I. — VISIONS DES SOIRÉES TRÈS CHAUDES DE L’ÉTÉ.


À différentes époques de ma vie, espacées les unes des autres tantôt par des mois, tantôt par des années, j’ai eu des visions on ne peut plus diverses, mais toujours unies entre elles par cette sorte de lien inexplicable d’être filles des plus chauds et limpides crépuscules d’été, de n’apparaître que les soirs où la Terre s’endort d’une torpeur spéciale après s’être, dans le jour, pâmée sous l’ardent soleil, et de choisir ces heures où l’imprécision nocturne commence de tout envelopper, tandis qu’au ciel du couchant persistent ces bandes nuancées de rouge et d’orangé qui ressemblent aux reflets d’un incendie.
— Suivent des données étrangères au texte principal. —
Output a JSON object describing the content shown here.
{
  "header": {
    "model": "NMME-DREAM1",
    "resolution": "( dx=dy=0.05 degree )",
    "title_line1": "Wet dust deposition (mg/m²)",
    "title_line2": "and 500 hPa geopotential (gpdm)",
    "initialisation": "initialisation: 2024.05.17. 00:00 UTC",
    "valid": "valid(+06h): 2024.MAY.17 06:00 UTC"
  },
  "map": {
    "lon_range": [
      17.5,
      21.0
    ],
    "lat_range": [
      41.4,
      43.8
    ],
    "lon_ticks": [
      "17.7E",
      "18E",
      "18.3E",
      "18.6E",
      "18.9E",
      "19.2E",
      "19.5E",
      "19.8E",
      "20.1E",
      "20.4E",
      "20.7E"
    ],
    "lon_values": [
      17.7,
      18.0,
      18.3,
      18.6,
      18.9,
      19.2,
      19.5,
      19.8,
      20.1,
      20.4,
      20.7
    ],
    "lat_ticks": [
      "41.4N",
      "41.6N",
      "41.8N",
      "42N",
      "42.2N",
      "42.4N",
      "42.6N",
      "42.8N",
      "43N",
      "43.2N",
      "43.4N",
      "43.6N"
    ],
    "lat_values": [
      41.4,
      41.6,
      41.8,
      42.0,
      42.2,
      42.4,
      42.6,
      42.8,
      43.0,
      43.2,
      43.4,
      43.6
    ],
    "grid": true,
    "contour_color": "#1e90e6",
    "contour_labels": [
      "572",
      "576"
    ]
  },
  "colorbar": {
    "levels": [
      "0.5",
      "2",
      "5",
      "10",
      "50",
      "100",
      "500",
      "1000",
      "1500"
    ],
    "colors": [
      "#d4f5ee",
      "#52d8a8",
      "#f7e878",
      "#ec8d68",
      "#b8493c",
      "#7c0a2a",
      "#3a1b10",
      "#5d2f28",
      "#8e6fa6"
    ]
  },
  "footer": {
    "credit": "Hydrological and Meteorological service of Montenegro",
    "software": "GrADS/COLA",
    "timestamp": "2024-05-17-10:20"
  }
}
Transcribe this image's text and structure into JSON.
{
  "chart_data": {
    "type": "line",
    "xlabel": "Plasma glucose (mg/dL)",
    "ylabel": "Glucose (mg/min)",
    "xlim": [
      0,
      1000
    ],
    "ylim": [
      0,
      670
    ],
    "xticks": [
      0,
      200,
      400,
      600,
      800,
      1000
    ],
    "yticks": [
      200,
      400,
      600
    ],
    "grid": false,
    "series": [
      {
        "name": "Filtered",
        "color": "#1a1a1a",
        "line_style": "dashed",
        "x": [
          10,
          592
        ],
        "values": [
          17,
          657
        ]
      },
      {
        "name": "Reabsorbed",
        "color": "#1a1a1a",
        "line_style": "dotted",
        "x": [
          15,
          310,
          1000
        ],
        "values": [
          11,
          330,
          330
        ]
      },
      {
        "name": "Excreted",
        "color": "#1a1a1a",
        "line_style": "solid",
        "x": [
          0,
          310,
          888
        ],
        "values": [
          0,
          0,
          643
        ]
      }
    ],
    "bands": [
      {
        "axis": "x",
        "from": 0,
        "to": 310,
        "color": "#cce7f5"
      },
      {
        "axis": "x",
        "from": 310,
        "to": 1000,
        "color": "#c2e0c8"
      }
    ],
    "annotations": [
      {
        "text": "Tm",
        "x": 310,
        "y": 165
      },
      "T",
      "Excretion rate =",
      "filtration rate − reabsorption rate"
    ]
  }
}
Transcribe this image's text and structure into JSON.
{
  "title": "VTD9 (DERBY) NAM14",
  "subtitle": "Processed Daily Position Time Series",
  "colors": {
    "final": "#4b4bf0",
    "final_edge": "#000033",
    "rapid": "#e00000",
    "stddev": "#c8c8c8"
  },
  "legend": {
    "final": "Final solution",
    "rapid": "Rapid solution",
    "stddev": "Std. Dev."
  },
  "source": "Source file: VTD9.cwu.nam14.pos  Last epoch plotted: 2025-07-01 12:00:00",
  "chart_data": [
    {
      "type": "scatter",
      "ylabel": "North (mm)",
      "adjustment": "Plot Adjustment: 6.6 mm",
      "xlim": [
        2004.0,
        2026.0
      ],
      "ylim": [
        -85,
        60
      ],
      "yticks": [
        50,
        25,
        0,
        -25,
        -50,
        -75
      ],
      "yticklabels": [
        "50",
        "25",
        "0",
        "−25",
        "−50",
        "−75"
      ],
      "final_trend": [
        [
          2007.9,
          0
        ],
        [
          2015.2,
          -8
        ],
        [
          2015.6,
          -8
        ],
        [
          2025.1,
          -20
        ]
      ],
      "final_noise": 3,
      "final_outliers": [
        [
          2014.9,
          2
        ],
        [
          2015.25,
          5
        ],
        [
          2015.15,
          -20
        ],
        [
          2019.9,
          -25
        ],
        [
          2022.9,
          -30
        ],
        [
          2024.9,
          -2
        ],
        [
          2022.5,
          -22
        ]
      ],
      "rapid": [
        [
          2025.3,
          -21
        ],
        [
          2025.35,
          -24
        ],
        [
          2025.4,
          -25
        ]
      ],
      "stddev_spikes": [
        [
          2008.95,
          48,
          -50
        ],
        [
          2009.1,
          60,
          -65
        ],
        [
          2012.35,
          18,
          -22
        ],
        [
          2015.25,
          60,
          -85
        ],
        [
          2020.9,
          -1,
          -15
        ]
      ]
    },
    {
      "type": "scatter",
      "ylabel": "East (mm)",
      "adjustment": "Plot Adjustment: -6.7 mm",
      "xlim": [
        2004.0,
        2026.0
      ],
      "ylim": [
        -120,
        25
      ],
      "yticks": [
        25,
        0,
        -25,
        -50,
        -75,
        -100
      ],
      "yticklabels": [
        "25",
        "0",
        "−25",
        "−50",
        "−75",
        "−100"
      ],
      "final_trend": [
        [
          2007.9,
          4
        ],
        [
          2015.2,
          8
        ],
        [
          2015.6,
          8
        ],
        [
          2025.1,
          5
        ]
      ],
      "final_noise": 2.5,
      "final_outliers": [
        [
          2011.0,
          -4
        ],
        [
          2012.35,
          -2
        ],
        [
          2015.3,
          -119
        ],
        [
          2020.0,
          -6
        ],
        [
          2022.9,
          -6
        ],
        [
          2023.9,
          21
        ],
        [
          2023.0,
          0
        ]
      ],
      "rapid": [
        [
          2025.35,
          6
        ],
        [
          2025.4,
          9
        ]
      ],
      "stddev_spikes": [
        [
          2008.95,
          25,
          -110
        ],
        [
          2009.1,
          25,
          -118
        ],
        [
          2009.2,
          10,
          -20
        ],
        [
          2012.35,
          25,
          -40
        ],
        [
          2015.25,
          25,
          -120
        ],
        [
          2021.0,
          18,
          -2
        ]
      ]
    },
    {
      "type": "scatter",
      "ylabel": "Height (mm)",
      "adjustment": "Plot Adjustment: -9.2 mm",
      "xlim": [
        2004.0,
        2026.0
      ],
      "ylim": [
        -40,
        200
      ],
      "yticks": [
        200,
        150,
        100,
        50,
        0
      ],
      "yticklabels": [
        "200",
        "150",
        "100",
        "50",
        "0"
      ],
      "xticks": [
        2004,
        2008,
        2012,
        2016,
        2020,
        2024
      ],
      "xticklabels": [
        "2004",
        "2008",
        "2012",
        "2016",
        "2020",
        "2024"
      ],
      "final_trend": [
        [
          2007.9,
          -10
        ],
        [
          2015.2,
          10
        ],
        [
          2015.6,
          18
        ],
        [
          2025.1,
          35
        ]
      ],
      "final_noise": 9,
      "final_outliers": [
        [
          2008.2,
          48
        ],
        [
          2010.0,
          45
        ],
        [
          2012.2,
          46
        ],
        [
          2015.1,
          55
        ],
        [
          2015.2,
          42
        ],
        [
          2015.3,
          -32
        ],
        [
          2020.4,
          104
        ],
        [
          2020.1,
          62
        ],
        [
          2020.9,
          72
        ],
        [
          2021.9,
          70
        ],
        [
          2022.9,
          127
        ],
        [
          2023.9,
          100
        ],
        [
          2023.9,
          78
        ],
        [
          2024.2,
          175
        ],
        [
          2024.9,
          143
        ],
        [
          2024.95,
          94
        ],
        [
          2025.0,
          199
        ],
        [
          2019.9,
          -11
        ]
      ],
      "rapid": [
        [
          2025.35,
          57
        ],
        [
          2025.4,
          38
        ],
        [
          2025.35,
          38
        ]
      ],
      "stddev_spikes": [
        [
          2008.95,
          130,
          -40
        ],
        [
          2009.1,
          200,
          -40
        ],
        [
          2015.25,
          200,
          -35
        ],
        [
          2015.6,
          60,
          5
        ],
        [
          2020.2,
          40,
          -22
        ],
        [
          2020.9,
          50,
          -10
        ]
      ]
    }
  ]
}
Le mot de vision convient mal, mais les langues humaines n’en ont pas d’autres pour mieux nommer ces choses fantomatiques, plutôt imaginées que vues. Soudainement, avec une commotion qui doit venir du Grand Mystère d’en dessous, on se dit : Si pourtant je voyais apparaître ça, dans tel coin d’ombre… et on se le dit avec une si particulière intensité que, pendant un instant insaisissable, on voit ça, esquissé à la place même où on redoutait de le voir.

De ces visions-là, quelques-unes m’ont très longtemps inquiété en souvenir, et en voici une de ma prime jeunesse, de mes quatorze ans, qui me poursuit encore. J’étais allé passer un de mes jeudis de collégien chez des amis de mes aïeules, un

  1. Copyright by Pierre Loti, 1916.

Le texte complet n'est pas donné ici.